Devlet-i Aliyye Ocakları’nın sosyal medya hesabından yapılan açıklamada şu ifadeler kullanıldı:
“Devleti Aliyye Ocakları Genel Merkez Eğitim Komisyonu Başkanlığına Genel Başkanımız Şehzade Abdülhamid Kayıhan Osmanoğlu Tarafından Çok Kıymetli Hocamız Prof Dr Ebubekir Sofuoğlu Hocamız Atanmıştır. Hakkı ve Hakikati Haykırmaya Hocamızla Birlikte Devam Edeceğiz.”
ÇOK ÖNEMLİ BİR SAHTEKARLIK
Yaptığımız araştırmalara göre Osmanlı Hanedanı soyundan Abdülhamit Kayıhan Osmanoğlu isimli şahıs bulunmamaktadır. OSmanlı'da ve bütün dünyada soy babadan devam eder. (Yahudiler hariç). Osmanlı sultanlarının erkek çocukları ve onların torunlarının torunları arasında dahi bu isimde bir şahıs bulunmamaktadır. Ayrıca Osmanlı ailesi yaşadığı bütün açlık sevalet ve yoksulluğa regmen kendi asil duruşundan asla taviz vermediği gibi tarihin hiç bir döneminde medya maymunu pozisyonuna da düşmemiştir.
Dünya'da hiç bir han, İmparator veya kral soyundan gelen özellikle erkek bireyler, kendi ailelerinin hatıralarını, isimlerini ve toplum nezdindeki saygınlıklarını asla paraya ve maddi şeylere tahvil etmezler. Oysa bahsi geçin şahsın öcret almadan bir konferansa dahi gitmediği belirtiliyor.
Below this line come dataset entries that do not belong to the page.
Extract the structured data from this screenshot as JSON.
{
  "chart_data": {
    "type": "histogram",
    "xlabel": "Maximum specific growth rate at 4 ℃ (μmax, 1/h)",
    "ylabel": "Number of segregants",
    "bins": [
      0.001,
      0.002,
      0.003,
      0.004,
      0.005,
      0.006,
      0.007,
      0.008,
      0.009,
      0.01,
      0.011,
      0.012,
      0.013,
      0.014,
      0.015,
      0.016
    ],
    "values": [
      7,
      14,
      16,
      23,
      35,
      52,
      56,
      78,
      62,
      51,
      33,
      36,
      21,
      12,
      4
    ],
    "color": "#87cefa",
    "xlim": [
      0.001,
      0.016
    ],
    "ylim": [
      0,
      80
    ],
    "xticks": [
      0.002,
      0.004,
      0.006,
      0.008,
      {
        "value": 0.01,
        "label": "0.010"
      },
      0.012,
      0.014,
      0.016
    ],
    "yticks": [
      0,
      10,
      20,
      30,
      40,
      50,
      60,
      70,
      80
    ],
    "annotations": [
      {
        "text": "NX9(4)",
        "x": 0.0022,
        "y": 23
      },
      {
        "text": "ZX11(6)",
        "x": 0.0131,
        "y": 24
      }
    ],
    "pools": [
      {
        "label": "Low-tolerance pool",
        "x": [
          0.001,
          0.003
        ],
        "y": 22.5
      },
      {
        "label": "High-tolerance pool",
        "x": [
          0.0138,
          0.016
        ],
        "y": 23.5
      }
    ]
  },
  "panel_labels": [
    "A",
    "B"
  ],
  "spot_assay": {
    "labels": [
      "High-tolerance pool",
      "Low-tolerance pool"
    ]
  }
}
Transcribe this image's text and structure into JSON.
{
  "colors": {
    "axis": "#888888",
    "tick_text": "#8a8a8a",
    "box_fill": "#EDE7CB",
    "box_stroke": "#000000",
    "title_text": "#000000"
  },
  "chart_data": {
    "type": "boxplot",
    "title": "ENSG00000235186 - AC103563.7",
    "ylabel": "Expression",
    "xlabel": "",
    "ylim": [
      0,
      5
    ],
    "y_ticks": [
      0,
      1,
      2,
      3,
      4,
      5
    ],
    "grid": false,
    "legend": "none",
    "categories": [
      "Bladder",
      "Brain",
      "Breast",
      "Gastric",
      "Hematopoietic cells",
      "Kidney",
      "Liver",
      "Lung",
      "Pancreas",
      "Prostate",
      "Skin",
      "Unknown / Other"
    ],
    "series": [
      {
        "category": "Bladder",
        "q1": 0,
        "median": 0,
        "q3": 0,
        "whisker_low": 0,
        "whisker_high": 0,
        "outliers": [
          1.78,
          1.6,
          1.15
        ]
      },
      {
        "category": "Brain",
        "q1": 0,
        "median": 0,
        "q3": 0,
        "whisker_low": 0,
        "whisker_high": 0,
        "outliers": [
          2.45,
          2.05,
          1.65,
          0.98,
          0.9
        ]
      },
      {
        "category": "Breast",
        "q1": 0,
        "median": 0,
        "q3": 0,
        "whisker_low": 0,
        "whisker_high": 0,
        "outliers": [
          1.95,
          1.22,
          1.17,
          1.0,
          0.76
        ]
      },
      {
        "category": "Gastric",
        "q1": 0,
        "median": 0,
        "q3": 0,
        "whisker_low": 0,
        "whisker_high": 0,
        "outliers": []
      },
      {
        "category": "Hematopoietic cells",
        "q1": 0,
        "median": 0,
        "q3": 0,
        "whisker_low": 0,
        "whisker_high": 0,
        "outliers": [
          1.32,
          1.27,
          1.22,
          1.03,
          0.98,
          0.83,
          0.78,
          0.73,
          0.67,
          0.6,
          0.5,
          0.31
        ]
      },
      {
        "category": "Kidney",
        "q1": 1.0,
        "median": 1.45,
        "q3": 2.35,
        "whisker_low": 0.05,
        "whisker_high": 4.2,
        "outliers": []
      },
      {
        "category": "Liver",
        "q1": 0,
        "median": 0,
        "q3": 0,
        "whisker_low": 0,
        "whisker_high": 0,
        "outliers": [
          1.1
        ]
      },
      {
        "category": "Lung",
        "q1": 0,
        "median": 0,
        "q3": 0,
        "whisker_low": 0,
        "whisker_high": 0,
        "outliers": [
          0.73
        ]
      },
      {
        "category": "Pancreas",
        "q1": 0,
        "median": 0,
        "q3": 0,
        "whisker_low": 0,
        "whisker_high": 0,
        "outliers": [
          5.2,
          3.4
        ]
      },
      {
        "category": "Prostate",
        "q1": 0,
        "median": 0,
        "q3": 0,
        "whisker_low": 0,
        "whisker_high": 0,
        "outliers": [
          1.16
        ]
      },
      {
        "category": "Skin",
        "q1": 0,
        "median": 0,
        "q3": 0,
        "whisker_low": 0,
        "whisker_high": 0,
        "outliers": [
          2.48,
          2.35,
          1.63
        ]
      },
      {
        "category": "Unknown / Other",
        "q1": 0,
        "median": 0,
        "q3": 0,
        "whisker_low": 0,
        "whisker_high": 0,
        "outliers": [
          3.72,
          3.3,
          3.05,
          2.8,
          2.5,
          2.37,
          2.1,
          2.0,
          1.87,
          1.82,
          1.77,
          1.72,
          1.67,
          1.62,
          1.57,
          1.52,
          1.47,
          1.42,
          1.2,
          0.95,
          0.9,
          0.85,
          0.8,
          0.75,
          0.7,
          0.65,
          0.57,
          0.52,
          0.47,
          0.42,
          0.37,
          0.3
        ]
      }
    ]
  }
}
Osmanlı devletinin resmi adı Devlet-i Aliye olduğunu herkes bilmektedir. Ancak Han sülalesinden solmayan bu şahsın Osmanlı devletinin ve han sülalesinin adını kullanmasına hiç bir devlet ve hükümet yetkilisinin müdahil olmaması şaşırtıcı bulunuyor.
Görüşlerine başvurduğumuz ilgili kişiler ise hükümetin bu ünvan hırsızlığı olayından haberdar olmadığını,, Devlet-i Aliye adının kullanılması ile ilgili de tarihçilerin konuşması gerektiği ve bu gaspı engellemek zorunda olduklarını belirtiyorlar.